A vote for Clinton is more than a vote against Trump. Those of us who actually pay federal income taxes and aren’t in the wealthiest 1 percent of Americans would get a better deal with Clinton's tax policy proposals.

Clinton has a decades-long record of standing up for children and disadvantaged citizens. She was a strong early proponent of the federal Children's Health Insurance Program, which today covers tens of thousands of Montana kids with low-cost or no-cost insurance.


No endorsement:

Chattanooga Times Free Press:

Nearly one year ago, when Donald Trump had begun to make believers out of his 16 Republican primary opponents, we wrote that the New York businessman was "not one of us."

In that editorial, we discussed his inconsistency as a conservative, his "bombastic naivety on foreign policy," his "lack of specifics on domestic issues" and his "marked lack of couth."

Nearly a year later, with Trump the Republican presidential nominee, we don't believe much has changed.

Yet the Democratic nominee, former Secretary of State Hillary Clinton, represents an anathema to everything this page has stood for — smaller government, lower taxes, the rule of law, a market-driven economy, strong family values.

Northwest Herald in Illinois:

The Northwest Herald’s editorial board evaluates candidates running for political office based on a set of core values. Among those core values are fiscal conservatism, limited government, personal responsibility and accountability, a belief in a strong family structure, and a staunch protection of First Amendment rights.

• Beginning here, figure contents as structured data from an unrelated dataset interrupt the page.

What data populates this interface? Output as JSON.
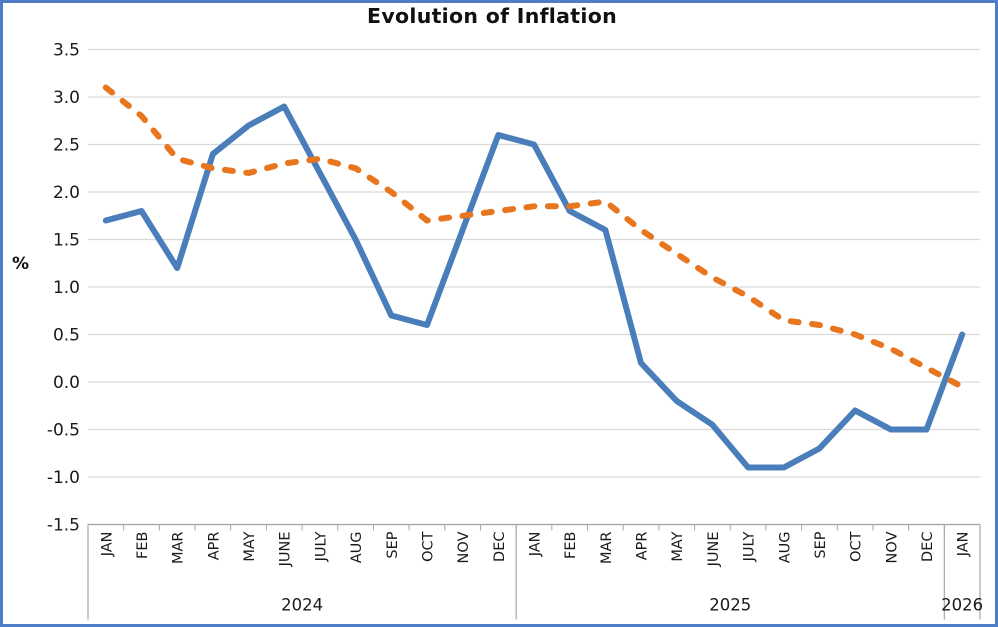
{
  "window": {
    "background_color": "#ffffff",
    "border_color": "#4f7dc8"
  },
  "chart_data": {
    "type": "line",
    "title": "Evolution of Inflation",
    "ylabel": "%",
    "xlabel": "",
    "ylim": [
      -1.5,
      3.5
    ],
    "ytick_step": 0.5,
    "ytick_labels": [
      "3.5",
      "3.0",
      "2.5",
      "2.0",
      "1.5",
      "1.0",
      "0.5",
      "0.0",
      "-0.5",
      "-1.0",
      "-1.5"
    ],
    "grid": true,
    "legend_position": "none",
    "categories": [
      "JAN",
      "FEB",
      "MAR",
      "APR",
      "MAY",
      "JUNE",
      "JULY",
      "AUG",
      "SEP",
      "OCT",
      "NOV",
      "DEC",
      "JAN",
      "FEB",
      "MAR",
      "APR",
      "MAY",
      "JUNE",
      "JULY",
      "AUG",
      "SEP",
      "OCT",
      "NOV",
      "DEC",
      "JAN"
    ],
    "year_groups": [
      {
        "label": "2024",
        "months": 12
      },
      {
        "label": "2025",
        "months": 12
      },
      {
        "label": "2026",
        "months": 1
      }
    ],
    "series": [
      {
        "name": "blue-solid-line",
        "line_style": "solid",
        "color": "#4a7ebb",
        "values": [
          1.7,
          1.8,
          1.2,
          2.4,
          2.7,
          2.9,
          2.2,
          1.5,
          0.7,
          0.6,
          1.6,
          2.6,
          2.5,
          1.8,
          1.6,
          0.2,
          -0.2,
          -0.45,
          -0.9,
          -0.9,
          -0.7,
          -0.3,
          -0.5,
          -0.5,
          0.5
        ]
      },
      {
        "name": "orange-dashed-line",
        "line_style": "dashed",
        "color": "#e8761f",
        "values": [
          3.1,
          2.8,
          2.35,
          2.25,
          2.2,
          2.3,
          2.35,
          2.25,
          2.0,
          1.7,
          1.75,
          1.8,
          1.85,
          1.85,
          1.9,
          1.6,
          1.35,
          1.1,
          0.9,
          0.65,
          0.6,
          0.5,
          0.35,
          0.15,
          -0.05
        ]
      }
    ],
    "colors": {
      "gridline": "#d9d9d9",
      "axis": "#a6a6a6",
      "tick": "#a6a6a6",
      "label_text": "#1a1a1a"
    }
  }
}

Apply these values to the two major party candidates for U.S. president, and neither passes.

The Republican, Donald Trump, is a shallow, narcissistic – perhaps sociopathic – bully who treats women as sex objects, belittles the handicapped, and has skin so thin he lashes out on Twitter against anyone who opposes him.

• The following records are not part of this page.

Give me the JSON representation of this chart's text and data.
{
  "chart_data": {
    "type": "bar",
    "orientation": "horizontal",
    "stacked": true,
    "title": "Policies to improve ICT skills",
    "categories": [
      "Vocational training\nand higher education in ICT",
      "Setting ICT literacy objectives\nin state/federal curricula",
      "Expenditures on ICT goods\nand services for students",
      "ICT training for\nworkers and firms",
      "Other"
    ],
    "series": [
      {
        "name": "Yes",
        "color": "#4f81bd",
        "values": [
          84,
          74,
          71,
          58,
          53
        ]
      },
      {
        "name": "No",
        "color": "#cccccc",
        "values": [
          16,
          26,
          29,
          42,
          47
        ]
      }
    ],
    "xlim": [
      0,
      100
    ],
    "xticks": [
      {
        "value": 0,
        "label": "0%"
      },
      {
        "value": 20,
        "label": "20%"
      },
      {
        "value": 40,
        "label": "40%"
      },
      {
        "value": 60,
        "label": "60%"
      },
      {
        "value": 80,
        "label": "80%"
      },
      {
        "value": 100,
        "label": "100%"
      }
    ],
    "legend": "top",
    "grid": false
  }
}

Just when you think Trump’s campaign has hit bottom, a new, far-worse scandal breaks.

The Pueblo Chieftain:

For The Chieftain, a political endorsement is a worthy of respect, venerable, much like the way a reporter protects a source or a night editor labors to get a headline just right. An incredible amount of time and argument takes place before a decision on an endorsement is reached.

It is for these reasons that the editorial board of The Chieftain has decided not to endorse a candidate for the presidency of the U.S. in 2016.

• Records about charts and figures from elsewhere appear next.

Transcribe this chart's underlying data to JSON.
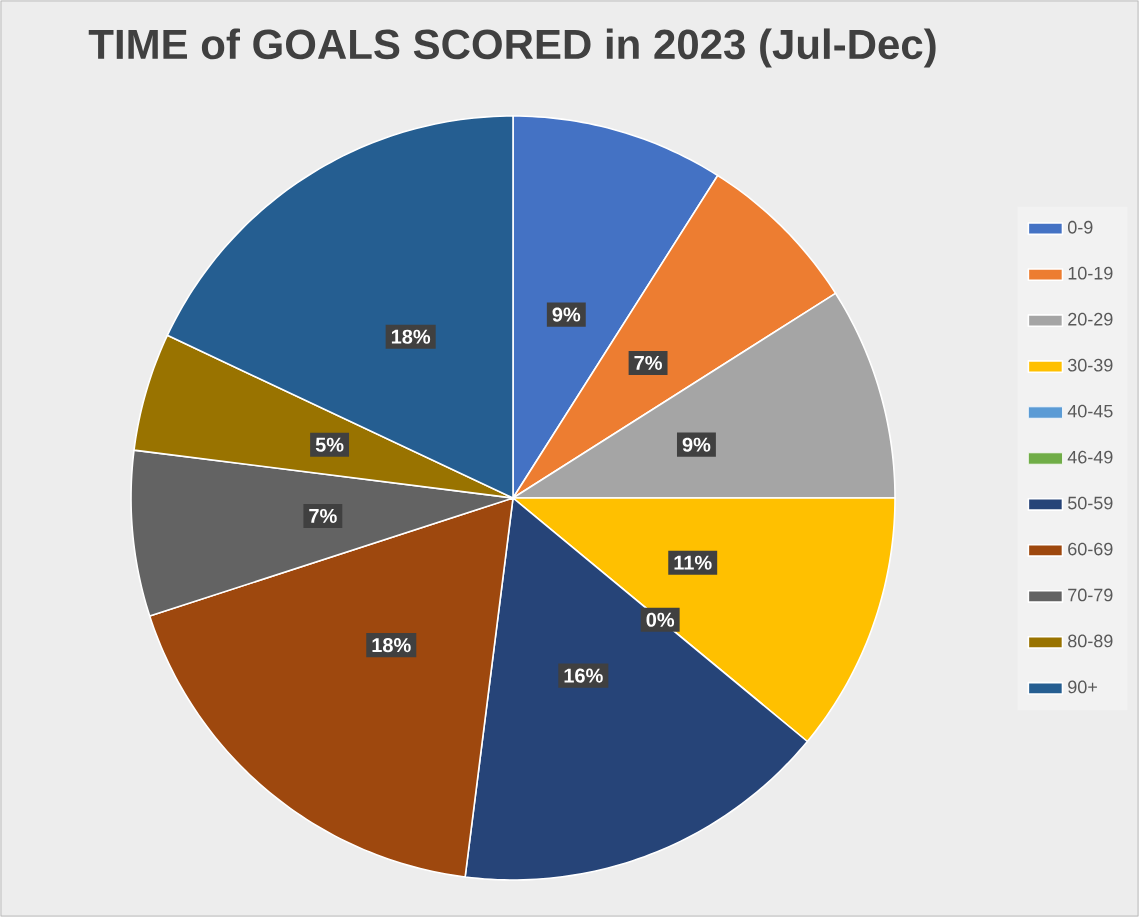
{
  "chart_data": {
    "type": "pie",
    "title": "TIME of GOALS SCORED in 2023 (Jul-Dec)",
    "categories": [
      "0-9",
      "10-19",
      "20-29",
      "30-39",
      "40-45",
      "46-49",
      "50-59",
      "60-69",
      "70-79",
      "80-89",
      "90+"
    ],
    "values": [
      9,
      7,
      9,
      11,
      0,
      0,
      16,
      18,
      7,
      5,
      18
    ],
    "colors": [
      "#4472c4",
      "#ed7d31",
      "#a5a5a5",
      "#ffc000",
      "#5b9bd5",
      "#70ad47",
      "#264478",
      "#9e480e",
      "#636363",
      "#997300",
      "#255e91"
    ],
    "value_labels": [
      "9%",
      "7%",
      "9%",
      "11%",
      "0%",
      null,
      "16%",
      "18%",
      "7%",
      "5%",
      "18%"
    ],
    "legend": "right"
  }
}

Frankly, we do not share confidence in either candidate.

Donald Trump, because of his business acumen, and Hillary Clinton, because of her vast experience, both would bring strong skills to the Oval Office. However, and there’s no nice way to say this, we don’t trust either one of them.

In Trump’s case, his volatility, inconsistency and lack of preparation alarms us. For example, we struggle to envision him serving as Commander-in-Chief.

In Clinton’s case, her mishandling of emails while secretary of state is but one reminder that she and her husband, former President Bill Clinton, always have considered themselves above the law, whether the law of the land or an unwritten but very real moral or ethical law. We don’t trust her, and we believe that her and her husband’s fierce ambition for power overshadows any good she may do.